The Fortsas hoax refers to an incident in Binche, Belgium, in 1840. That year, booksellers, intellectuals, librarians, and collectors of rare books throughout Europe received a catalogue describing a collection of rare books to be auctioned.

According to the message, "Jean Nepomucene Auguste Pichauld, Comte de Fortsas", had been a collector of unique books – books of which only one copy was known to exist. When he had died, on September 1, 1839, he had possessed 52 such books. His heirs, not interested in collecting books, had decided to auction the collection. The auction was to be held on August 10, 1840.

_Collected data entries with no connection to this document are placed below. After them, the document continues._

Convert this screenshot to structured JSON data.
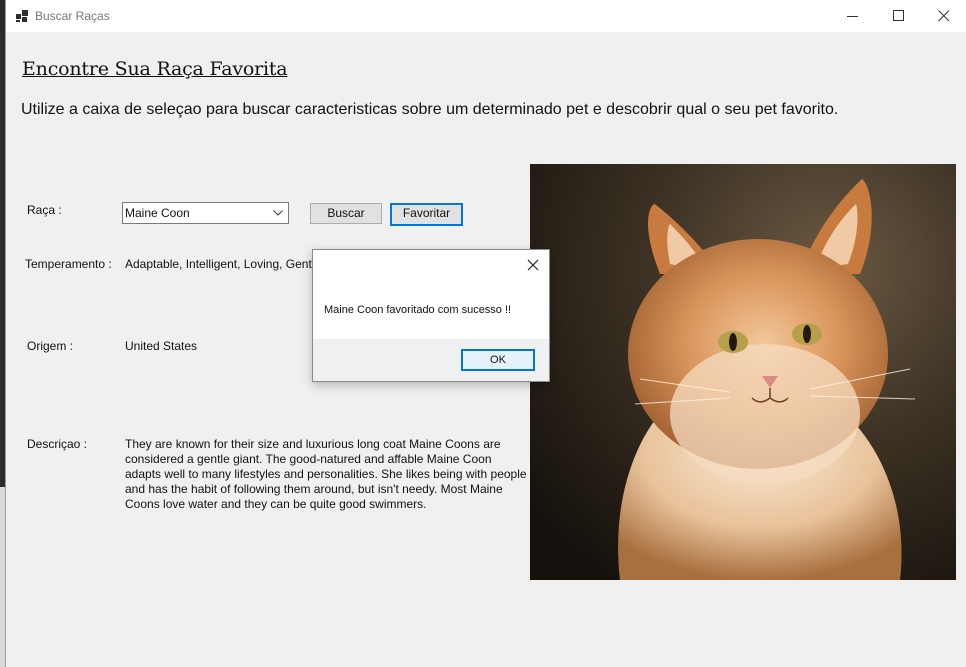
{
  "window": {
    "title": "Buscar Raças"
  },
  "page": {
    "heading": "Encontre Sua Raça Favorita",
    "intro": "Utilize a caixa de seleçao para buscar caracteristicas sobre um determinado pet e descobrir qual o seu pet favorito."
  },
  "form": {
    "raca_label": "Raça :",
    "raca_selected": "Maine Coon",
    "buscar_label": "Buscar",
    "favoritar_label": "Favoritar",
    "temperamento_label": "Temperamento :",
    "temperamento_value": "Adaptable, Intelligent, Loving, Gentle",
    "origem_label": "Origem :",
    "origem_value": "United States",
    "descricao_label": "Descriçao :",
    "descricao_value": "They are known for their size and luxurious long coat Maine Coons are considered a gentle giant. The good-natured and affable Maine Coon adapts well to many lifestyles and personalities. She likes being with people and has the habit of following them around, but isn't needy. Most Maine Coons love water and they can be quite good swimmers."
  },
  "dialog": {
    "message": "Maine Coon favoritado com sucesso !!",
    "ok_label": "OK"
  },
  "colors": {
    "accent": "#0078d7",
    "window_bg": "#f0f0f0"
  },
  "icons": {
    "app": "app-grid-icon",
    "minimize": "minimize-icon",
    "maximize": "maximize-icon",
    "close": "close-icon",
    "dropdown": "chevron-down-icon"
  }
}
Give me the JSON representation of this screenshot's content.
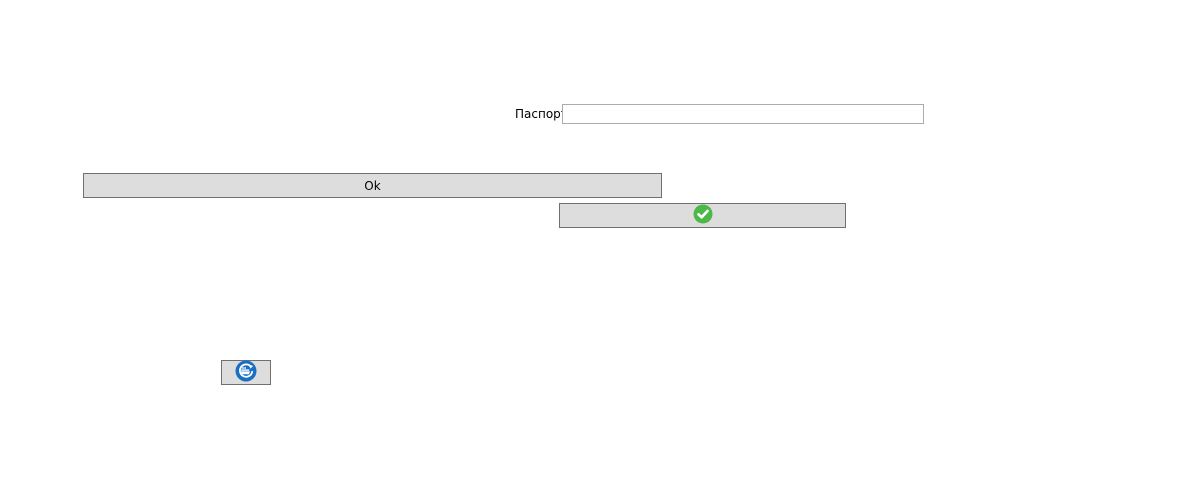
{
  "passport": {
    "label": "Паспорт",
    "value": "",
    "placeholder": ""
  },
  "buttons": {
    "ok_label": "Ok",
    "confirm_icon": "check-circle-icon",
    "ship_refresh_icon": "ship-refresh-icon"
  },
  "colors": {
    "button_bg": "#dddddd",
    "button_border": "#707070",
    "input_border": "#acacac",
    "check_green": "#4cb848",
    "icon_blue": "#1a6fc4"
  }
}
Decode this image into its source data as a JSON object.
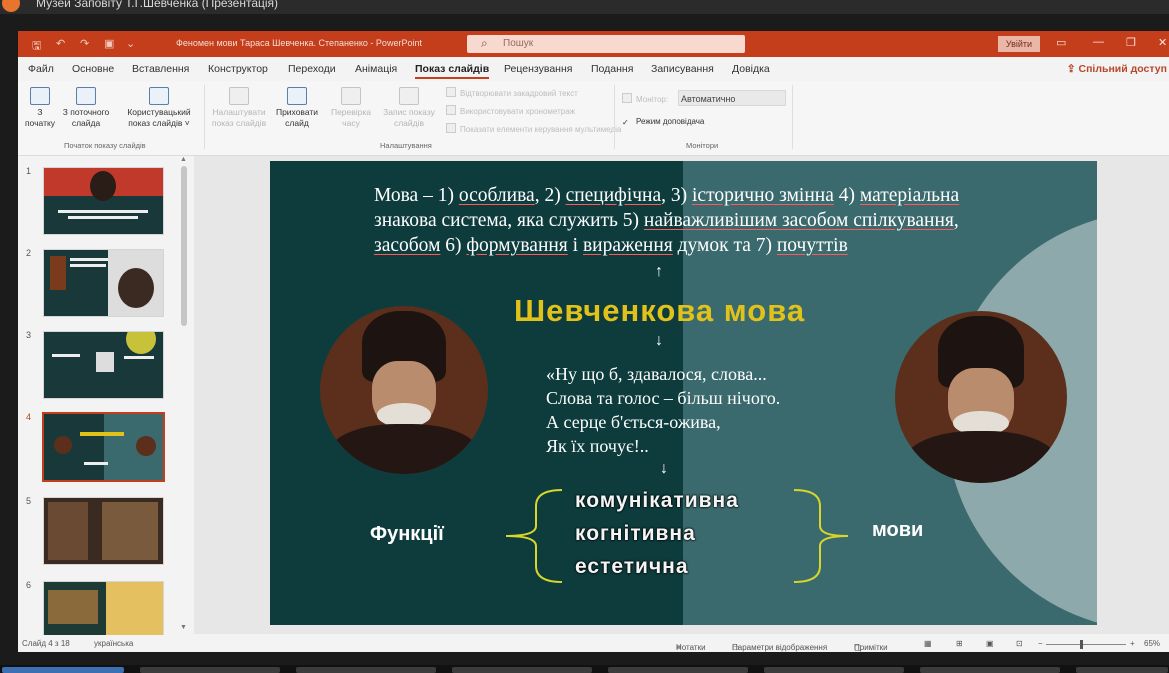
{
  "meeting": {
    "title": "Музей Заповіту Т.Г.Шевченка (Презентація)"
  },
  "app": {
    "doc_title": "Феномен мови Тараса Шевченка. Степаненко  -  PowerPoint",
    "search_placeholder": "Пошук",
    "sign_in": "Увійти"
  },
  "tabs": [
    "Файл",
    "Основне",
    "Вставлення",
    "Конструктор",
    "Переходи",
    "Анімація",
    "Показ слайдів",
    "Рецензування",
    "Подання",
    "Записування",
    "Довідка"
  ],
  "active_tab": "Показ слайдів",
  "share_label": "Спільний доступ",
  "ribbon": {
    "start": {
      "from_beginning": "З\nпочатку",
      "from_current": "З поточного\nслайда",
      "custom": "Користувацький\nпоказ слайдів ˅",
      "group": "Початок показу слайдів"
    },
    "setup": {
      "setup_show": "Налаштувати\nпоказ слайдів",
      "hide_slide": "Приховати\nслайд",
      "rehearse": "Перевірка\nчасу",
      "record": "Запис показу\nслайдів",
      "options": [
        "Відтворювати закадровий текст",
        "Використовувати хронометраж",
        "Показати елементи керування мультимедіа"
      ],
      "group": "Налаштування"
    },
    "monitors": {
      "monitor_label": "Монітор:",
      "monitor_value": "Автоматично",
      "presenter_view": "Режим доповідача",
      "group": "Монітори"
    }
  },
  "thumbnails": [
    {
      "num": "1",
      "selected": false
    },
    {
      "num": "2",
      "selected": false
    },
    {
      "num": "3",
      "selected": false
    },
    {
      "num": "4",
      "selected": true
    },
    {
      "num": "5",
      "selected": false
    },
    {
      "num": "6",
      "selected": false
    }
  ],
  "slide": {
    "line1_prefix": "Мова –  1) ",
    "w1": "особлива",
    "s1": ", 2) ",
    "w2": "специфічна",
    "s2": ", 3) ",
    "w3": "історично змінна",
    "s3": "  4) ",
    "w4": "матеріальна",
    "line2_a": "знакова система, яка служить 5) ",
    "w5": "найважливішим засобом спілкування",
    "s5": ",",
    "w6": "засобом",
    "s6": " 6) ",
    "w7": "формування",
    "s7": " і ",
    "w8": "вираження",
    "s8": " думок та 7) ",
    "w9": "почуттів",
    "heading": "Шевченкова мова",
    "quote": [
      "«Ну що б, здавалося, слова...",
      "Слова та голос – більш нічого.",
      "А серце б'ється-ожива,",
      "Як їх почує!.."
    ],
    "functions_label": "Функції",
    "functions": [
      "комунікативна",
      "когнітивна",
      "естетична"
    ],
    "language_label": "мови",
    "arrow_up": "↑",
    "arrow_down": "↓"
  },
  "status": {
    "slide_info": "Слайд 4 з 18",
    "language": "українська",
    "notes": "Нотатки",
    "display_settings": "Параметри відображення",
    "comments": "Примітки",
    "zoom": "65%"
  }
}
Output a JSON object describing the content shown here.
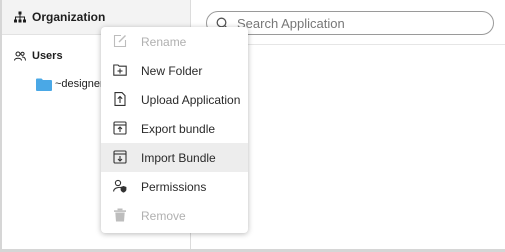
{
  "sidebar": {
    "organization_label": "Organization",
    "users_label": "Users",
    "designer_label": "~designer"
  },
  "search": {
    "placeholder": "Search Application",
    "value": ""
  },
  "context_menu": {
    "items": [
      {
        "label": "Rename",
        "icon": "rename-icon",
        "enabled": false,
        "highlighted": false
      },
      {
        "label": "New Folder",
        "icon": "new-folder-icon",
        "enabled": true,
        "highlighted": false
      },
      {
        "label": "Upload Application",
        "icon": "upload-icon",
        "enabled": true,
        "highlighted": false
      },
      {
        "label": "Export bundle",
        "icon": "export-icon",
        "enabled": true,
        "highlighted": false
      },
      {
        "label": "Import Bundle",
        "icon": "import-icon",
        "enabled": true,
        "highlighted": true
      },
      {
        "label": "Permissions",
        "icon": "permissions-icon",
        "enabled": true,
        "highlighted": false
      },
      {
        "label": "Remove",
        "icon": "trash-icon",
        "enabled": false,
        "highlighted": false
      }
    ]
  },
  "colors": {
    "folder": "#4aa8e6",
    "highlight": "#ededed",
    "disabled_text": "#b0b0b0"
  }
}
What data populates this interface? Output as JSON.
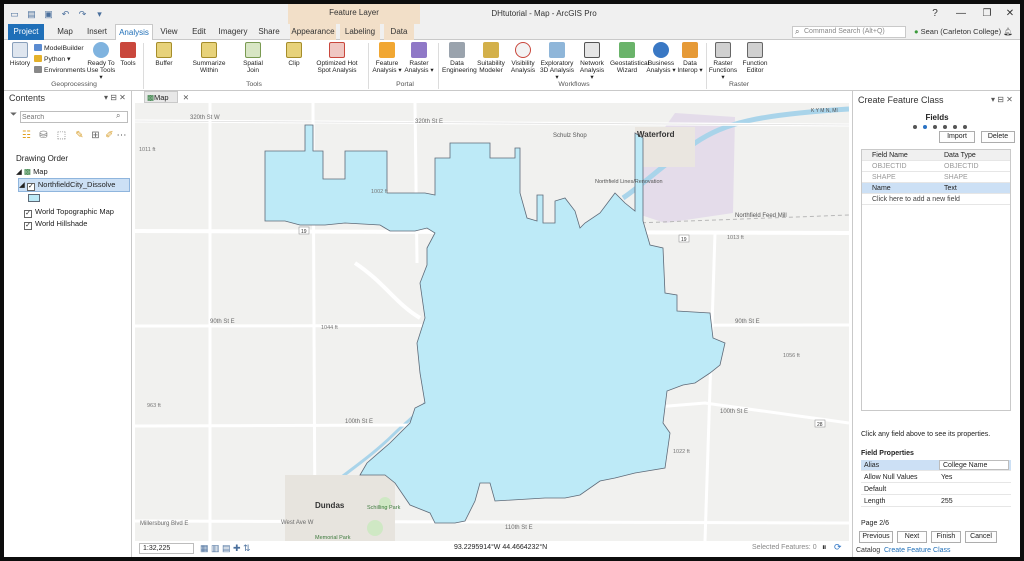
{
  "app": {
    "window_title": "DHtutorial - Map - ArcGIS Pro",
    "context_header": "Feature Layer",
    "help": "?",
    "minimize": "—",
    "restore": "❐",
    "close": "✕"
  },
  "tabs": [
    "Project",
    "Map",
    "Insert",
    "Analysis",
    "View",
    "Edit",
    "Imagery",
    "Share",
    "Appearance",
    "Labeling",
    "Data"
  ],
  "command_search": {
    "placeholder": "Command Search (Alt+Q)"
  },
  "user": {
    "name": "Sean (Carleton College)"
  },
  "ribbon": {
    "history": "History",
    "modelbuilder": "ModelBuilder",
    "python": "Python",
    "environments": "Environments",
    "ready_tools": "Ready To Use Tools",
    "tools": "Tools",
    "buffer": "Buffer",
    "summarize": "Summarize Within",
    "spatial_join": "Spatial Join",
    "clip": "Clip",
    "hotspot": "Optimized Hot Spot Analysis",
    "feature_analysis": "Feature Analysis",
    "raster_analysis": "Raster Analysis",
    "data_engineering": "Data Engineering",
    "suitability": "Suitability Modeler",
    "visibility": "Visibility Analysis",
    "exploratory": "Exploratory 3D Analysis",
    "network": "Network Analysis",
    "geostatistical": "Geostatistical Wizard",
    "business": "Business Analysis",
    "data_interop": "Data Interop",
    "raster_functions": "Raster Functions",
    "function_editor": "Function Editor",
    "groups": {
      "geoprocessing": "Geoprocessing",
      "tools": "Tools",
      "portal": "Portal",
      "workflows": "Workflows",
      "raster": "Raster"
    }
  },
  "contents": {
    "title": "Contents",
    "search_placeholder": "Search",
    "drawing_order": "Drawing Order",
    "layers": {
      "map": "Map",
      "dissolve": "NorthfieldCity_Dissolve",
      "topo": "World Topographic Map",
      "hillshade": "World Hillshade"
    }
  },
  "map_view": {
    "tab_label": "Map",
    "scale": "1:32,225",
    "coordinates": "93.2295914°W 44.4664232°N",
    "selected_features": "Selected Features: 0",
    "colors": {
      "polygon_fill": "#bdeaf7",
      "polygon_stroke": "#5e6a78",
      "background": "#f1f1ef"
    },
    "labels": {
      "road_320": "320th St W",
      "road_320e": "320th St E",
      "waterford": "Waterford",
      "schulz_shop": "Schulz Shop",
      "lines": "Northfield Lines/Renovation",
      "northfield_feed": "Northfield Feed Mill",
      "road_90w": "90th St E",
      "road_90e": "90th St E",
      "road_100w": "100th St E",
      "road_100e": "100th St E",
      "road_110": "110th St E",
      "dundas": "Dundas",
      "schilling": "Schilling Park",
      "memorial": "Memorial Park",
      "millersburg": "Millersburg Blvd E",
      "west_ave": "West Ave W",
      "elev_1011": "1011 ft",
      "elev_1013": "1013 ft",
      "elev_1044": "1044 ft",
      "elev_1056": "1056 ft",
      "elev_1022": "1022 ft",
      "elev_963": "963 ft",
      "elev_1002": "1002 ft",
      "hwy_19": "19",
      "hwy_19b": "19",
      "hwy_28": "28",
      "attribution": "K Y M N, MI"
    }
  },
  "pane": {
    "title": "Create Feature Class",
    "step_title": "Fields",
    "import": "Import",
    "delete": "Delete",
    "columns": [
      "Field Name",
      "Data Type"
    ],
    "rows": [
      {
        "name": "OBJECTID",
        "type": "OBJECTID"
      },
      {
        "name": "SHAPE",
        "type": "SHAPE"
      },
      {
        "name": "Name",
        "type": "Text"
      }
    ],
    "add_field": "Click here to add a new field",
    "hint": "Click any field above to see its properties.",
    "properties_title": "Field Properties",
    "properties": [
      {
        "key": "Alias",
        "value": "College Name"
      },
      {
        "key": "Allow Null Values",
        "value": "Yes"
      },
      {
        "key": "Default",
        "value": ""
      },
      {
        "key": "Length",
        "value": "255"
      }
    ],
    "page": "Page 2/6",
    "buttons": {
      "previous": "Previous",
      "next": "Next",
      "finish": "Finish",
      "cancel": "Cancel"
    },
    "bottom_tabs": {
      "catalog": "Catalog",
      "create": "Create Feature Class"
    }
  }
}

On the appointed date, numerous collectors and intellectuals gathered in Binche, hoping to bid on the books. They learned, however, that the offices of the notary where the auction was to take place did not exist – nor did the street upon which the offices were supposedly located. Notices which had been posted around Binche claimed that there would be no auction after all, because the town's public library had acquired the books; however, those attempting to visit the library to view the collection discovered that Binche possessed no public library. Later it was discovered that there had never been a Comte de Fortsas.

It was eventually revealed that the hoax had been planned and carried out by antiquarian and retired military officer Renier Hubert Ghislain Chalon, who enjoyed playing elaborate pranks on intellectuals.

Ironically, the original catalogue of fictitious unique books Chalon had sent to his victims has itself become a sought-after collector's item. It has since been reprinted several times.